Clustering

Next: Data Plotting Up: Sorting Previous: PCA based sorting

Clustering

Last step of the unit sorting is the clustering of the data. NEV2lkit uses KlustaKwik, a program for unsupervised classification of multidimensional continuous data. KlustaKwik delivers among others: fit a mixture of Gaussians with unconstrained covariance matrices, chooses automatically the number of mixture components, and runs fast on large data sets. KlustaKwik is based on the classification expectation maximization algorithm of Celeux and Govaert [CEM].

Definable parameters for the clustering process in the NEV2lkit GUI are:

[MINCLUSTERS] the random initial assignment will have no less than n clusters. The final number may be different, since clusters can be split or deleted during the course of the algorithm. The default value is 1.
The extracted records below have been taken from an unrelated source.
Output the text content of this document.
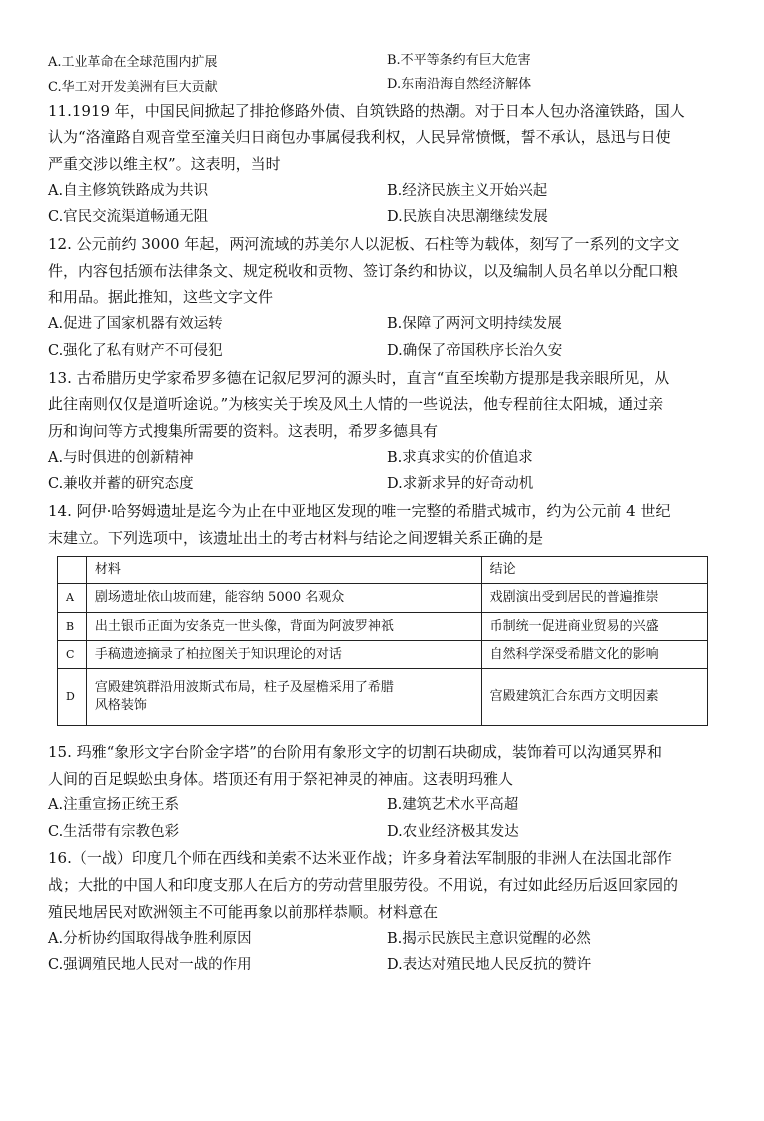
A.工业革命在全球范围内扩展	B.不平等条约有巨大危害
C.华工对开发美洲有巨大贡献	D.东南沿海自然经济解体
11.1919 年，中国民间掀起了排抢修路外债、自筑铁路的热潮。对于日本人包办洛潼铁路，国人
认为“洛潼路自观音堂至潼关归日商包办事属侵我利权，人民异常愤慨，誓不承认，恳迅与日使
严重交涉以维主权”。这表明，当时
A.自主修筑铁路成为共识	B.经济民族主义开始兴起
C.官民交流渠道畅通无阻	D.民族自决思潮继续发展
12. 公元前约 3000 年起，两河流域的苏美尔人以泥板、石柱等为载体，刻写了一系列的文字文
件，内容包括颁布法律条文、规定税收和贡物、签订条约和协议，以及编制人员名单以分配口粮
和用品。据此推知，这些文字文件
A.促进了国家机器有效运转	B.保障了两河文明持续发展
C.强化了私有财产不可侵犯	D.确保了帝国秩序长治久安
13. 古希腊历史学家希罗多德在记叙尼罗河的源头时，直言“直至埃勒方提那是我亲眼所见，从
此往南则仅仅是道听途说。”为核实关于埃及风土人情的一些说法，他专程前往太阳城，通过亲
历和询问等方式搜集所需要的资料。这表明，希罗多德具有
A.与时俱进的创新精神	B.求真求实的价值追求
C.兼收并蓄的研究态度	D.求新求异的好奇动机
14. 阿伊·哈努姆遗址是迄今为止在中亚地区发现的唯一完整的希腊式城市，约为公元前 4 世纪
末建立。下列选项中，该遗址出土的考古材料与结论之间逻辑关系正确的是
	材料	结论
A	剧场遗址依山坡而建，能容纳 5000 名观众	戏剧演出受到居民的普遍推崇
B	出土银币正面为安条克一世头像，背面为阿波罗神祇	币制统一促进商业贸易的兴盛
C	手稿遗迹摘录了柏拉图关于知识理论的对话	自然科学深受希腊文化的影响
D	宫殿建筑群沿用波斯式布局，柱子及屋檐采用了希腊
风格装饰	宫殿建筑汇合东西方文明因素
15. 玛雅“象形文字台阶金字塔”的台阶用有象形文字的切割石块砌成，装饰着可以沟通冥界和
人间的百足蜈蚣虫身体。塔顶还有用于祭祀神灵的神庙。这表明玛雅人
A.注重宣扬正统王系	B.建筑艺术水平高超
C.生活带有宗教色彩	D.农业经济极其发达
16.（一战）印度几个师在西线和美索不达米亚作战；许多身着法军制服的非洲人在法国北部作
战；大批的中国人和印度支那人在后方的劳动营里服劳役。不用说，有过如此经历后返回家园的
殖民地居民对欧洲领主不可能再象以前那样恭顺。材料意在
A.分析协约国取得战争胜利原因	B.揭示民族民主意识觉醒的必然
C.强调殖民地人民对一战的作用	D.表达对殖民地人民反抗的赞许
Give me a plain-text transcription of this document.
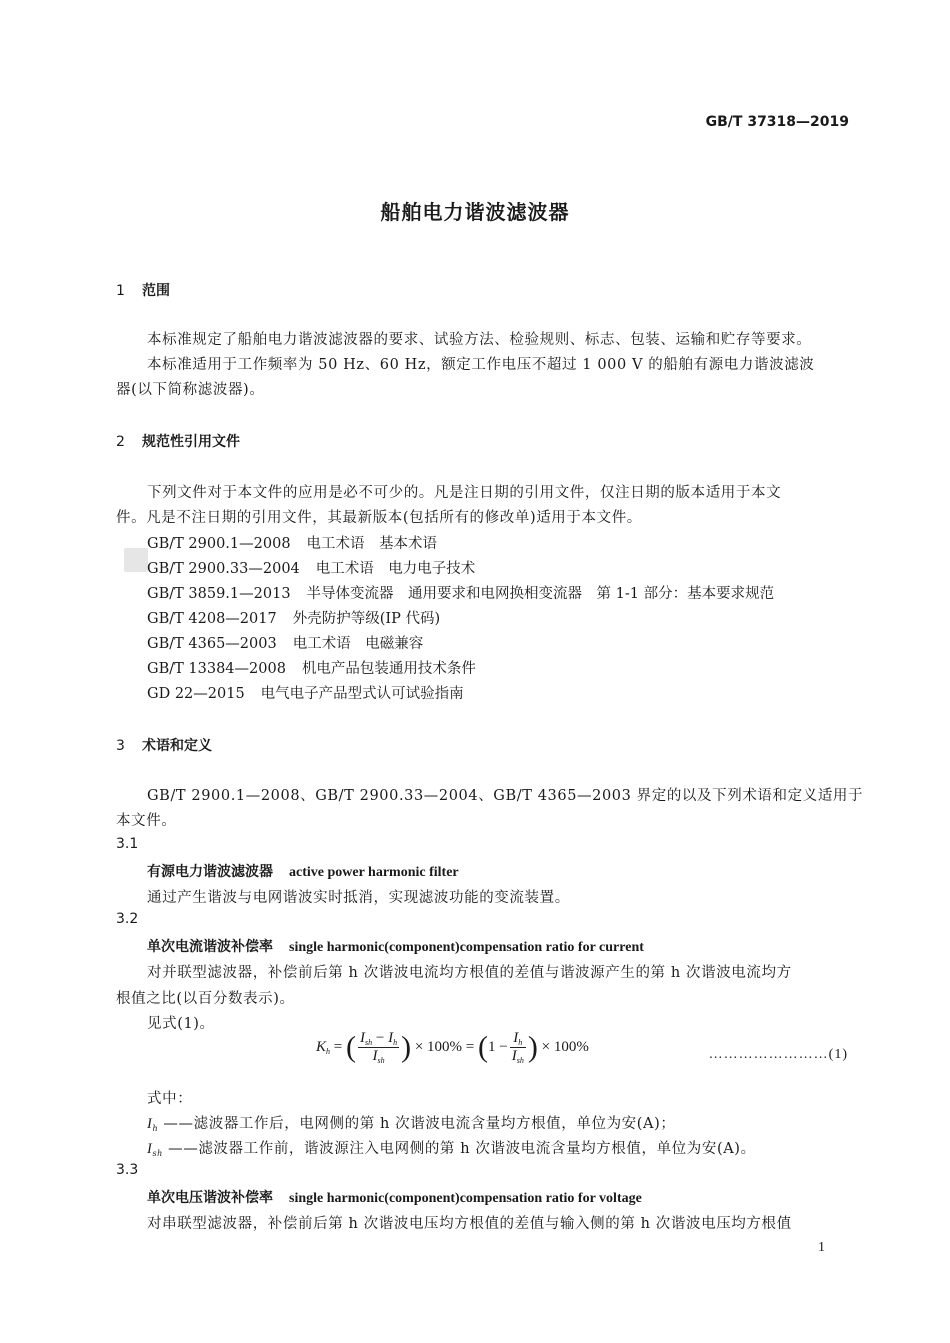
GB/T 37318—2019
船舶电力谐波滤波器
1 范围
本标准规定了船舶电力谐波滤波器的要求、试验方法、检验规则、标志、包装、运输和贮存等要求。
本标准适用于工作频率为 50 Hz、60 Hz，额定工作电压不超过 1 000 V 的船舶有源电力谐波滤波
器(以下简称滤波器)。
2 规范性引用文件
下列文件对于本文件的应用是必不可少的。凡是注日期的引用文件，仅注日期的版本适用于本文
件。凡是不注日期的引用文件，其最新版本(包括所有的修改单)适用于本文件。
GB/T 2900.1—2008 电工术语　基本术语
GB/T 2900.33—2004 电工术语　电力电子技术
GB/T 3859.1—2013 半导体变流器　通用要求和电网换相变流器　第 1-1 部分：基本要求规范
GB/T 4208—2017 外壳防护等级(IP 代码)
GB/T 4365—2003 电工术语　电磁兼容
GB/T 13384—2008 机电产品包装通用技术条件
GD 22—2015 电气电子产品型式认可试验指南
3 术语和定义
GB/T 2900.1—2008、GB/T 2900.33—2004、GB/T 4365—2003 界定的以及下列术语和定义适用于
本文件。
3.1
有源电力谐波滤波器 active power harmonic filter
通过产生谐波与电网谐波实时抵消，实现滤波功能的变流装置。
3.2
单次电流谐波补偿率 single harmonic(component)compensation ratio for current
对并联型滤波器，补偿前后第 h 次谐波电流均方根值的差值与谐波源产生的第 h 次谐波电流均方
根值之比(以百分数表示)。
见式(1)。
$K_h$ = ( $\frac{I_{sh} - I_h}{I_{sh}}$ ) × $100\% = (1 - \frac{I_h}{I_{sh}}$ ) × 100%	……………………(1)
式中：
$I_h$ ——滤波器工作后，电网侧的第 h 次谐波电流含量均方根值，单位为安(A)；
$I_{sh}$ ——滤波器工作前，谐波源注入电网侧的第 h 次谐波电流含量均方根值，单位为安(A)。
3.3
单次电压谐波补偿率 single harmonic(component)compensation ratio for voltage
对串联型滤波器，补偿前后第 h 次谐波电压均方根值的差值与输入侧的第 h 次谐波电压均方根值
1
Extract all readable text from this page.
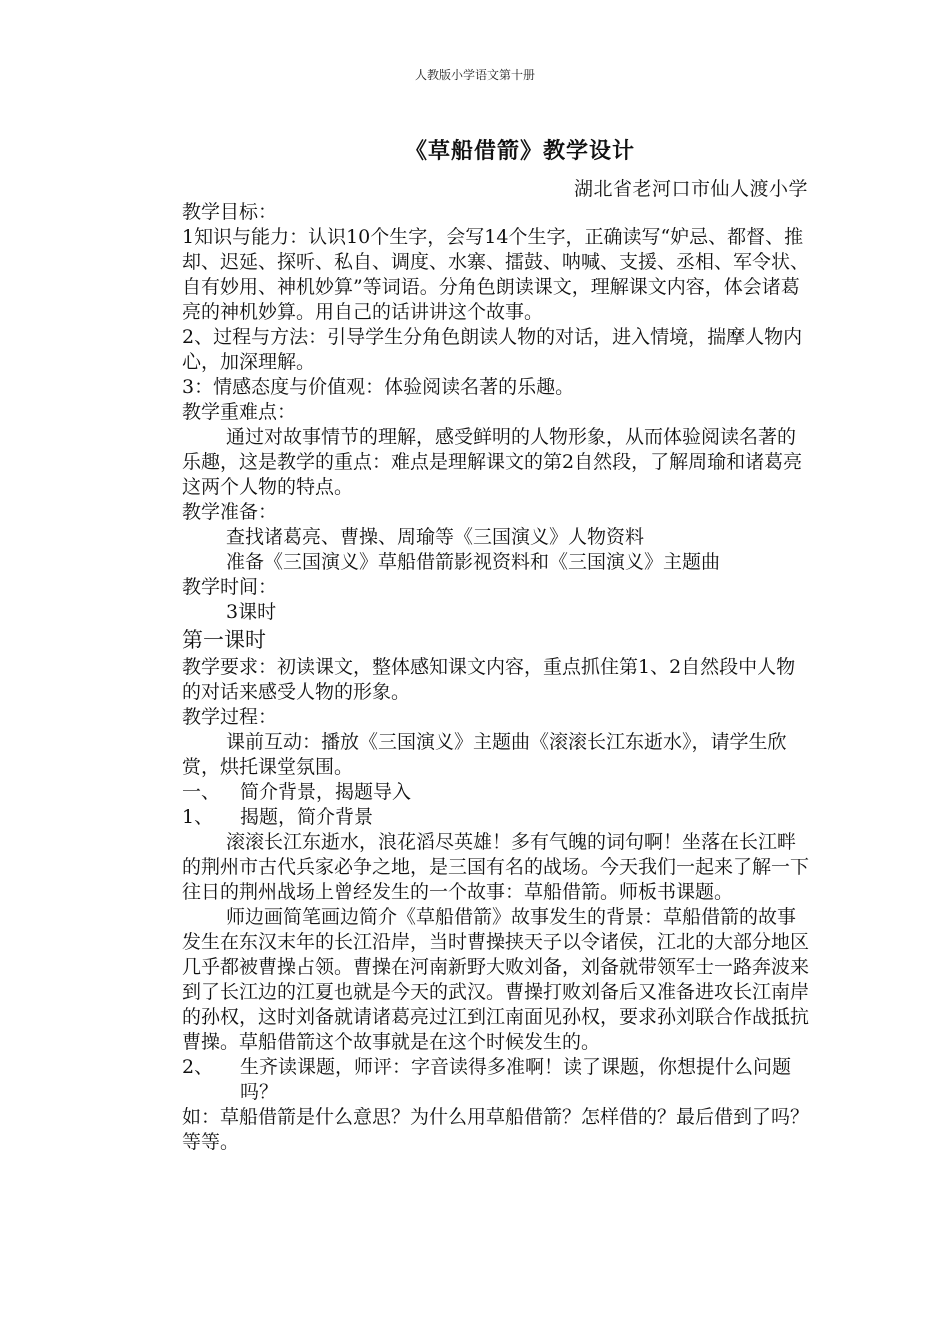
人教版小学语文第十册
《草船借箭》教学设计
湖北省老河口市仙人渡小学

教学目标：

1知识与能力：认识10个生字，会写14个生字，正确读写“妒忌、都督、推却、迟延、探听、私自、调度、水寨、擂鼓、呐喊、支援、丞相、军令状、自有妙用、神机妙算”等词语。分角色朗读课文，理解课文内容，体会诸葛亮的神机妙算。用自己的话讲讲这个故事。

2、过程与方法：引导学生分角色朗读人物的对话，进入情境，揣摩人物内心，加深理解。

3：情感态度与价值观：体验阅读名著的乐趣。

教学重难点：

通过对故事情节的理解，感受鲜明的人物形象，从而体验阅读名著的乐趣，这是教学的重点：难点是理解课文的第2自然段，了解周瑜和诸葛亮这两个人物的特点。

教学准备：

查找诸葛亮、曹操、周瑜等《三国演义》人物资料

准备《三国演义》草船借箭影视资料和《三国演义》主题曲

教学时间：

3课时

第一课时

教学要求：初读课文，整体感知课文内容，重点抓住第1、2自然段中人物的对话来感受人物的形象。

教学过程：

课前互动：播放《三国演义》主题曲《滚滚长江东逝水》，请学生欣赏，烘托课堂氛围。

一、	简介背景，揭题导入
1、	揭题，简介背景

滚滚长江东逝水，浪花滔尽英雄！多有气魄的词句啊！坐落在长江畔的荆州市古代兵家必争之地，是三国有名的战场。今天我们一起来了解一下往日的荆州战场上曾经发生的一个故事：草船借箭。师板书课题。

师边画简笔画边简介《草船借箭》故事发生的背景：草船借箭的故事发生在东汉末年的长江沿岸，当时曹操挟天子以令诸侯，江北的大部分地区几乎都被曹操占领。曹操在河南新野大败刘备，刘备就带领军士一路奔波来到了长江边的江夏也就是今天的武汉。曹操打败刘备后又准备进攻长江南岸的孙权，这时刘备就请诸葛亮过江到江南面见孙权，要求孙刘联合作战抵抗曹操。草船借箭这个故事就是在这个时候发生的。

2、	生齐读课题，师评：字音读得多准啊！读了课题，你想提什么问题吗？

如：草船借箭是什么意思？为什么用草船借箭？怎样借的？最后借到了吗？等等。
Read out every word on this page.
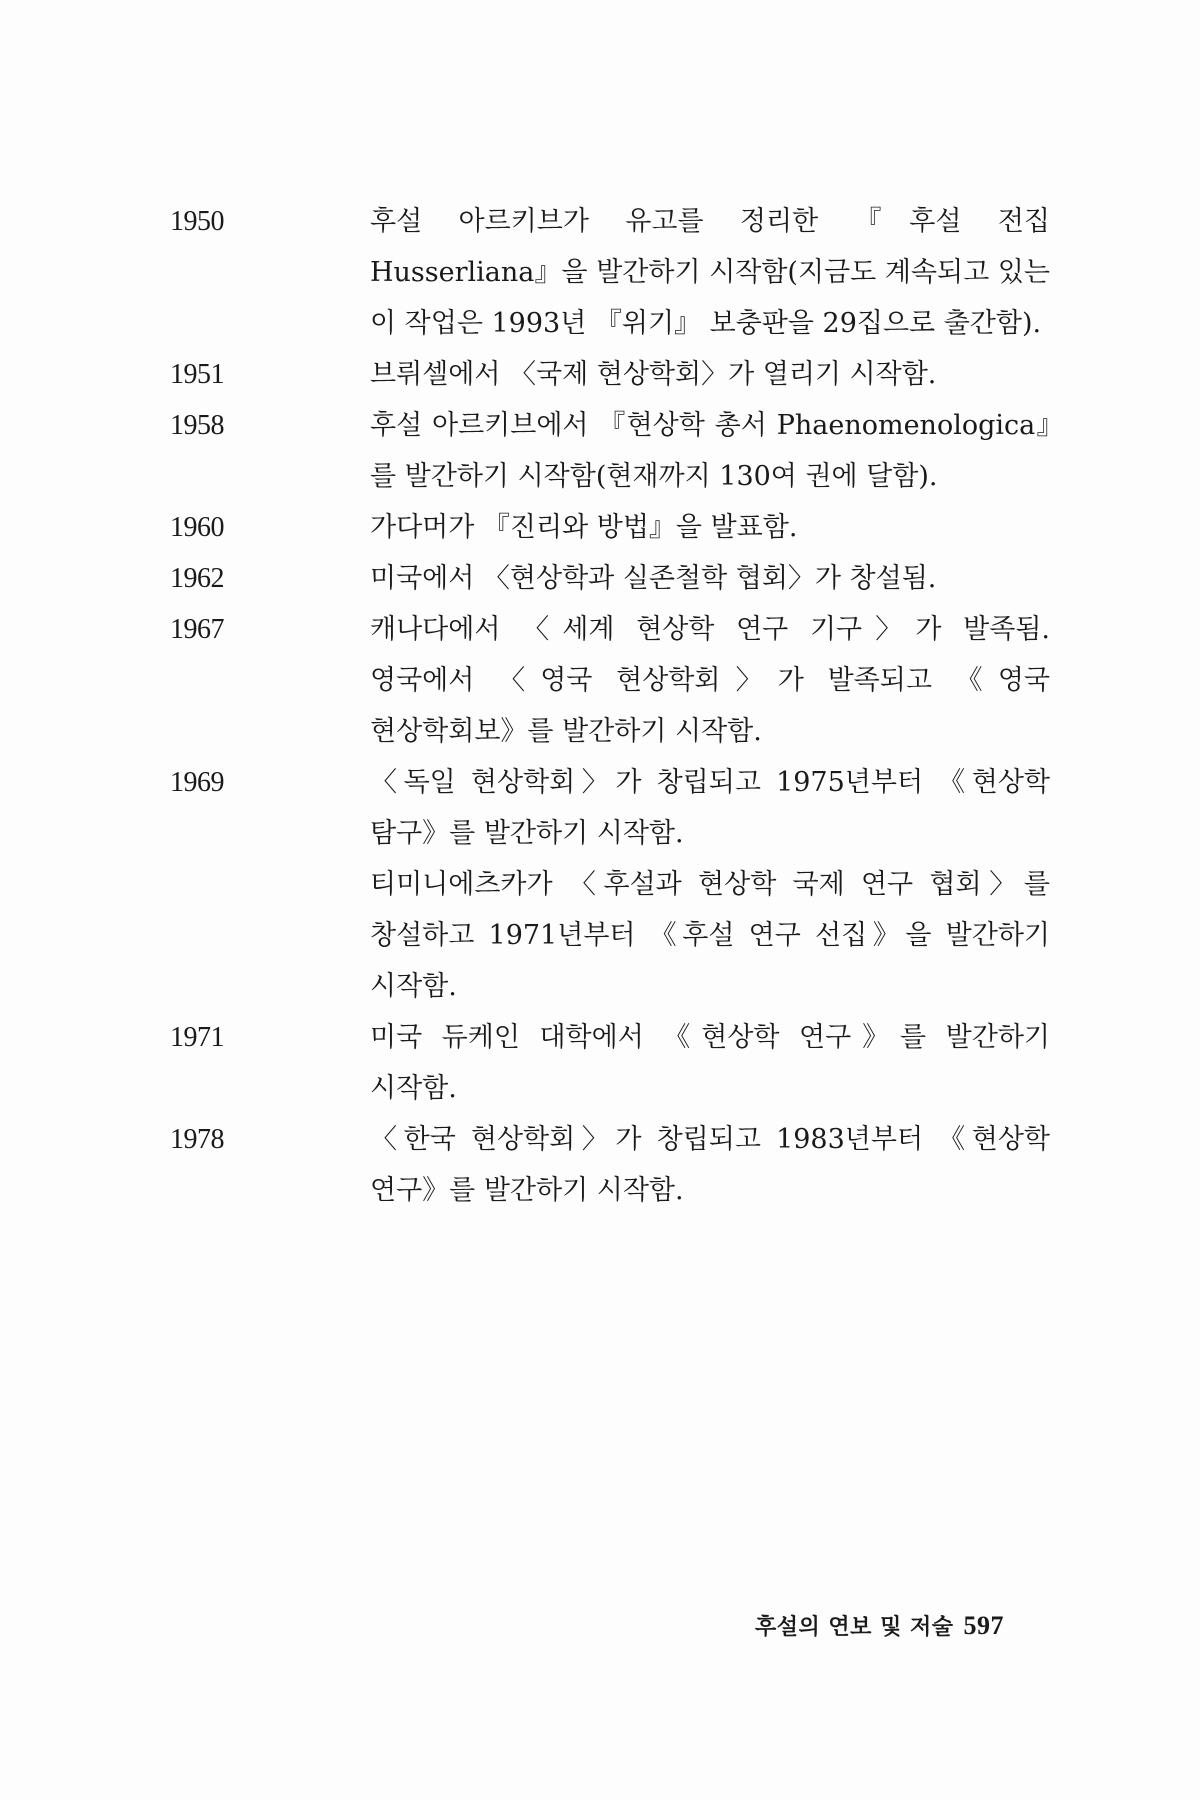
1950	후설 아르키브가 유고를 정리한 『후설 전집 Husserliana』을 발간하기 시작함(지금도 계속되고 있는 이 작업은 1993년 『위기』 보충판을 29집으로 출간함).
1951	브뤼셀에서 〈국제 현상학회〉가 열리기 시작함.
1958	후설 아르키브에서 『현상학 총서 Phaenomenologica』를 발간하기 시작함(현재까지 130여 권에 달함).
1960	가다머가 『진리와 방법』을 발표함.
1962	미국에서 〈현상학과 실존철학 협회〉가 창설됨.
1967	캐나다에서 〈세계 현상학 연구 기구〉가 발족됨. 영국에서 〈영국 현상학회〉가 발족되고 《영국 현상학회보》를 발간하기 시작함.
1969	〈독일 현상학회〉가 창립되고 1975년부터 《현상학 탐구》를 발간하기 시작함.
티미니에츠카가 〈후설과 현상학 국제 연구 협회〉를 창설하고 1971년부터 《후설 연구 선집》을 발간하기 시작함.
1971	미국 듀케인 대학에서 《현상학 연구》를 발간하기 시작함.
1978	〈한국 현상학회〉가 창립되고 1983년부터 《현상학 연구》를 발간하기 시작함.
후설의 연보 및 저술 597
[MAXCLUSTERS] defines the maximum of possible clusters n. Cluster splitting can produce no more than n clusters. The default value is 5.

[PENALTYMIX] it is possible to specify Bayesian information content (BIC) or Akaike information content (AIC) as the penalty for a larger number of clusters or a mixture of these two. This widget allows to define the amount of BIC to use a penalty for more clusters. Default of 0 sets to use all AIC. Use 10 to use all BIC (this generally produces fewer clusters).

All other parameters which are known in the standalone version of KlustaKwik program can be edited in the source code of NEV2lkit.